Twitter's Birdwatch is a crowd-sourced content moderation experience
What you need to know
- Twitter today announced Birdwatch, a crowd-sourced moderation solution for its social media platform.
- Birdwatch relies on volunteers to apply notes on tweets that need additional content, whether due to being misleading or otherwise.
- Twitter says Birdwatch will remain separate from Twitter's main app for now.
Twitter last year was said to be testing out a range of moderation features aimed at controlling questionable content on the site. The company had seen its eponymous social media service become a hotbed of misinformation, disinformation and was determined to do something about it. During the early stages of the COVID-19 pandemic and later the 2020 U.S. Presidential elections, it started with a labeling feature where it could direct users to pertinent information on controversial topics. If someone strove to misinform about the either of the topics, Twitter would stick a label under their tweet so readers could know where to look for more information. Now, the company is trying out a new approach and pulling from the community for help.

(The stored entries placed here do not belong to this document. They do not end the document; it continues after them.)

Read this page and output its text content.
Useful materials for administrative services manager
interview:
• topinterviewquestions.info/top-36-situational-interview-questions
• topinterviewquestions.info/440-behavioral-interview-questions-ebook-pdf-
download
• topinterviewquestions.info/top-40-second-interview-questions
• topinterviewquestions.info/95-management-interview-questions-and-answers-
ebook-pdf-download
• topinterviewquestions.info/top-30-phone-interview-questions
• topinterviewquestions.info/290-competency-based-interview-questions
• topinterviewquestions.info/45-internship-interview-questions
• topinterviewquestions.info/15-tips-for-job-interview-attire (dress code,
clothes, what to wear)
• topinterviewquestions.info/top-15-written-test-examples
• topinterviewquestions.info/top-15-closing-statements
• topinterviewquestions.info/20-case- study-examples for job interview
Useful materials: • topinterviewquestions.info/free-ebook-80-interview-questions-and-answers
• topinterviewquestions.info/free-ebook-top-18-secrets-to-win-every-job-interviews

Dubbed BirdWatch, Twitter's new approach to content control will let users identify misleading or out-of-context information in Tweets and directly add their own contextual information that exlplains why their information is misleading. Twitter says that "people valued notes being in the community's voice (rather than that of Twitter or a central authority) and appreciated that notes provided useful context to help them better understand and evaluate a Tweet (rather than focusing on labeling content as "true" or "false")."
Notes by Birdwatchers won't be immediately visible on the main Twitter app, but the company will host a separate Birdwatch site for this. At the same time, while Birdwatchers will be rating tweets, fellow Birdwatchers will be rating each other. This is so Twitter can learn how to make the service more helpful. More obviously, it's to allow the company to suss out which users are being helpful ad which ones are there to muddy the waters. Twitter says as much, noting it'll be focused on challenges like "making it resistant to manipulation attempts to ensuring it isn't dominated by a simple majority or biased based on its distribution of contributors."
Content moderation is a tricky thing. Do it too much, and some will argue that you veer too much towards censorship. Do too little of it, and you find yourself shunned by the internet at large as questionable content finds a home on your platform. Birdwatch is one way of tackling that problem while keeping yourself insulated from blowback at the same time.